Advocacy groups to monitor polls in Dearborn Heights
Dearborn Heights— Advocacy groups said Saturday they would provide poll monitors and a hotline to report complications during the primary election after allegations of voter suppression in Dearborn Heights.
The American-Arab Anti-Discrimination Committee and other coalition groups have set up a hotline, (866) OUR-VOTE, voters can call if there are any problems on Election Day on Tuesday. The move comes after advocates say they have lost faith in the state government to handle the claims of voter suppression.
“Sadly, and what seems to be the case today, the number one response historically to valid claims of voter suppression is the all-too-common story of voter fraud,” ADC Michigan director Fatina Abdrabboh said at a press conference outside the Dearborn Heights city hall. “The claims of voter fraud were levied just yesterday, and weeks after the claims were brought to the ADC office.”
City Clerk Walter Prusiewicz issued a statement Saturday in response to the allegations against him.
“I will not comment further on any of these attacks that have been made against me except to say that I have done nothing wrong and I welcome any oversight by the state of my actions and the upcoming election and any investigation into my conduct at city clerk,” his statement said. “I have nothing to hide and I firmly believe that any investigation will conclude that I did nothing more than properly discharge my duties as the Dearborn Heights city clerk.”
A letter from Sally Williams, director of the Election Liaison Division at the Michigan Bureau of Elections, addressing the concerns of the ADC and other groups was issued Friday. In the letter, Williams says it is “not possible for us to confirm whether violations have occurred.”
“While the clerk indicates that there have been delays in processing due to the large numbers of applications that have been delivered in multiple batches, he contends that ballots for all eligible voters who requested (absentee voter) ballots have been distributed,” the letter says.
Last week, the ADC’s Michigan office said Arab-American voters were prevented from obtaining absentee ballots. The claims sparked outrage from the community and calls to remove Prusiewicz. ADC Michigan also is seeking an investigation.
This week, Prusiewicz reported to the state attorney general, Michigan Bureau of Elections and the Wayne County prosecutor what he described as potential voter fraud and campaign irregularities involving about 250 absentee ballot applications dropped off at his office. In the letter, he said both batches were from men who appeared associated with the campaign of state Rep. David Knezek, D-Dearborn Heights, who is running for the 5th Senate District seat in Tuesday’s Democratic primary. Prusiewicz also acknowledged that the applicants “appear to be of Arab American descent.”
It is illegal to solicit voters to fill out absentee ballot applications in the same manner voter registration drives are conducted, state officials said.

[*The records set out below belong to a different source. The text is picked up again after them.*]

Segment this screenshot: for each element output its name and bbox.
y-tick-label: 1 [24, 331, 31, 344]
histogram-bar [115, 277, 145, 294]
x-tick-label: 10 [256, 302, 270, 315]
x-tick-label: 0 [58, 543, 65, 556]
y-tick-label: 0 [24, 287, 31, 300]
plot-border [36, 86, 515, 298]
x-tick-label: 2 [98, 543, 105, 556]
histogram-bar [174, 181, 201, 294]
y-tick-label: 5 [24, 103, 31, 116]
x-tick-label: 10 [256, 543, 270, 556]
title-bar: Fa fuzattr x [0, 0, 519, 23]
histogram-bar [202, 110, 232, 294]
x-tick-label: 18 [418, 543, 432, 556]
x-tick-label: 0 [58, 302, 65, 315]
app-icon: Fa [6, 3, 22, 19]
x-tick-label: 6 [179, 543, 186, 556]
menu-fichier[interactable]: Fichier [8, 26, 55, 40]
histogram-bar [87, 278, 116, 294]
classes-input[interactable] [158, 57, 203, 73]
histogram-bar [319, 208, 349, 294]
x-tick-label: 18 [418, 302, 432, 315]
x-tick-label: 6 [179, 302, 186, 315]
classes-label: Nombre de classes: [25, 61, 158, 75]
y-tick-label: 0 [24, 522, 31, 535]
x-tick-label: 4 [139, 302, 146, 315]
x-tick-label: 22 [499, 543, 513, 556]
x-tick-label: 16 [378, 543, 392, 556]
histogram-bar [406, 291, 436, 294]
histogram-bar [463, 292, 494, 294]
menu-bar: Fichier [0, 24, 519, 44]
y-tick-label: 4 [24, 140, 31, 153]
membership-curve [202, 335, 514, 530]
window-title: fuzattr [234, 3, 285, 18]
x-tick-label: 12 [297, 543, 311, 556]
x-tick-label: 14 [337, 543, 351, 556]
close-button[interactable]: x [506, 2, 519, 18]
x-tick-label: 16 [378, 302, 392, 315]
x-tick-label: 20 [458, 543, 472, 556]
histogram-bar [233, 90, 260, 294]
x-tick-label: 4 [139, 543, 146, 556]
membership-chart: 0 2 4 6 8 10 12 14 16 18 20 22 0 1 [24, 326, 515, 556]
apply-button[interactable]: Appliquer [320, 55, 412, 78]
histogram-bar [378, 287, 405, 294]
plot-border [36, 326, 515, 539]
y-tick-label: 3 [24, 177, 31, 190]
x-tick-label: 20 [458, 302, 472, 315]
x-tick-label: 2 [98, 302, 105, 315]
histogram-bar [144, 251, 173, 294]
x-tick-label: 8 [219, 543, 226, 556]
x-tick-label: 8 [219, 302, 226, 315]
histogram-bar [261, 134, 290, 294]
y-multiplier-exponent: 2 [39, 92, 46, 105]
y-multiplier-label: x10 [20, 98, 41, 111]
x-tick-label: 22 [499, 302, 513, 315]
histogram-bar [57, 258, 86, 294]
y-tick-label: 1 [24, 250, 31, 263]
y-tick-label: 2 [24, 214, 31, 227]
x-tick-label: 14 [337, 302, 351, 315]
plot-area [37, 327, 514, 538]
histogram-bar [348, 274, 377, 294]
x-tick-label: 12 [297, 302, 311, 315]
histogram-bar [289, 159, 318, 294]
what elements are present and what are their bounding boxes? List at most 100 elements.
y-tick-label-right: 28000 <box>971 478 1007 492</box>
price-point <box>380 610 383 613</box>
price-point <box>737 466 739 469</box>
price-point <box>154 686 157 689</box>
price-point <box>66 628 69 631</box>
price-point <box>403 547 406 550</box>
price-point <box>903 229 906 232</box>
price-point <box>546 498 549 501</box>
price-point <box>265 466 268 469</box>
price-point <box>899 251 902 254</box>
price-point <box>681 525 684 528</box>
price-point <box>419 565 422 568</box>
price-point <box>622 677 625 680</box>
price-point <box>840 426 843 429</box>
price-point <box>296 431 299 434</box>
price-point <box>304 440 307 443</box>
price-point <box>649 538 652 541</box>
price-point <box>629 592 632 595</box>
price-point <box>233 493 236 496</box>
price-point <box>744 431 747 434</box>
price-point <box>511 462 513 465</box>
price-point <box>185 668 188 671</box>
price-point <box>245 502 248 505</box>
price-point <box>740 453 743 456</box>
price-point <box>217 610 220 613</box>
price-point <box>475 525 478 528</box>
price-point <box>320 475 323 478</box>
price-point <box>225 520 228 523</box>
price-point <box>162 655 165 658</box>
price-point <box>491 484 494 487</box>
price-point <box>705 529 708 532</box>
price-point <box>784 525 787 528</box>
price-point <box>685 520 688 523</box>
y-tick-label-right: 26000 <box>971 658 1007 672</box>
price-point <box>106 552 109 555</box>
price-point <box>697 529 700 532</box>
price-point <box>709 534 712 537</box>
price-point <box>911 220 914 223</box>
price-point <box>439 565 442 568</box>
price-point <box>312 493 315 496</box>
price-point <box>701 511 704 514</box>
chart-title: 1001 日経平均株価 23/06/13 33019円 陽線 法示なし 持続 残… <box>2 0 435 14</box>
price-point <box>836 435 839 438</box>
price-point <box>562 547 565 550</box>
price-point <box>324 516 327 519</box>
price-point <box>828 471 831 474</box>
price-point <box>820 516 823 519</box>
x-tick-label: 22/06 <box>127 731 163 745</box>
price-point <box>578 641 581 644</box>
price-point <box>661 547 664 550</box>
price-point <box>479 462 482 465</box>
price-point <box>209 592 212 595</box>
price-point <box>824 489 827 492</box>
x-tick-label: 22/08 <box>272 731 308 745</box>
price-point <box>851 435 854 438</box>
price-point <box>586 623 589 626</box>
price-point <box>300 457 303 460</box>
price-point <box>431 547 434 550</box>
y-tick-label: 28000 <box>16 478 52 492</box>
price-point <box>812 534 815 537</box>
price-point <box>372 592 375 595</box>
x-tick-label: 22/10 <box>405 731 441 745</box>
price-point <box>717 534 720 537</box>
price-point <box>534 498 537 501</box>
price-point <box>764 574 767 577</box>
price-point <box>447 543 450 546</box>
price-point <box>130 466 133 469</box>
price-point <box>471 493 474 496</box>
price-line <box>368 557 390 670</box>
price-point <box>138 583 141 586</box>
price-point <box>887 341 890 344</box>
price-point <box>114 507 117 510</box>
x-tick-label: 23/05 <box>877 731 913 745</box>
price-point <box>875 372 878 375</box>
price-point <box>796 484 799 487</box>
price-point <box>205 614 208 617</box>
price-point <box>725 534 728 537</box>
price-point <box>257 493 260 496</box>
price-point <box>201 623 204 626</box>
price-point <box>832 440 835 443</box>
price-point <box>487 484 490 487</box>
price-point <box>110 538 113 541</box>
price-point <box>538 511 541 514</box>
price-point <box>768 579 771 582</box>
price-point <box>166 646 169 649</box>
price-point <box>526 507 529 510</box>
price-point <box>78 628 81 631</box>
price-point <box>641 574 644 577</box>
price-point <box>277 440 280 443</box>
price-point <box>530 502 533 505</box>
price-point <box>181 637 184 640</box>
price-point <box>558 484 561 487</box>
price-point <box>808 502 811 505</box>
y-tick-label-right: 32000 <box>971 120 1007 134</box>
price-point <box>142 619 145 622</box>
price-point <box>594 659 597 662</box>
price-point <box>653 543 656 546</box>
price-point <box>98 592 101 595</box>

Based on the information presented by ADC Michigan and Prusiewicz, “it appears clear that hundreds of (absentee voter) ballot requests have been illegally handled, solicited from voters, and submitted to the clerk’s office by a small number of individuals,” Williams wrote in her letter Friday. “The investigation of these issues is ongoing and may result in criminal charges against those involved.”
Williams also said the bureau would have staff monitor part of the election in the city on Tuesday and takes any allegations of wrongdoing “very seriously.” Clear violations would be referred to the attorney general or other appropriate authorities, she wrote.
Joy Yearout, spokeswoman for the Attorney General’s Office, has said state officials were reviewing Prusiewicz’s complaint.
Knezek issued a statement denying his campaign’s involvement and said the clerk’s allegations were “an attempt to damage my credibility on the eve of a major election.” He added Friday that he welcomes an investigation and “I look forward to cooperating every step of the way.”
Meanwhile, civil rights and advocacy groups remain wary of alleged discrimination and are asking federal authorities to take action.
On Saturday, Abdrabboh was joined by Dawud Walid, director of the Michigan chapter of the Council on American-Islamic Relations, Nabih Ayad, chair of the Arab-American Civil Rights League, Bishop Walter Starghill, from the Western Wayne branch of the NAACP, and community members who say they have been denied the opportunity to vote.
“My husband and I submitted for our absentee ballots two weeks ago,” said Lola Elzein, “I got mine in two days — note my name is Lola — while my husband Wissam hasn’t still hasn’t received his.”
The two are going out of town tomorrow, which means her husband will not have an opportunity to vote in the election, she said.
Angela Moughni, a 13-year resident of Dearborn Heights, voted absentee five minutes before the press conference began Saturday. Prior to that, she had received a letter saying her signature on her petition for an absentee voter ballot did not match city records, so she was denied. Her mother, who also tried to get an absentee ballot, received a similar letter, except that hers said her address did not match the one the city has on file. The family has not moved from their house and her mother has voted in plenty of other elections in the past with the same address, said Moughani.
“You just start to have doubts about what is going on, said Moughni. “You just don’t expect this to happen today. It’s 2014, you’d think we be beyond this.”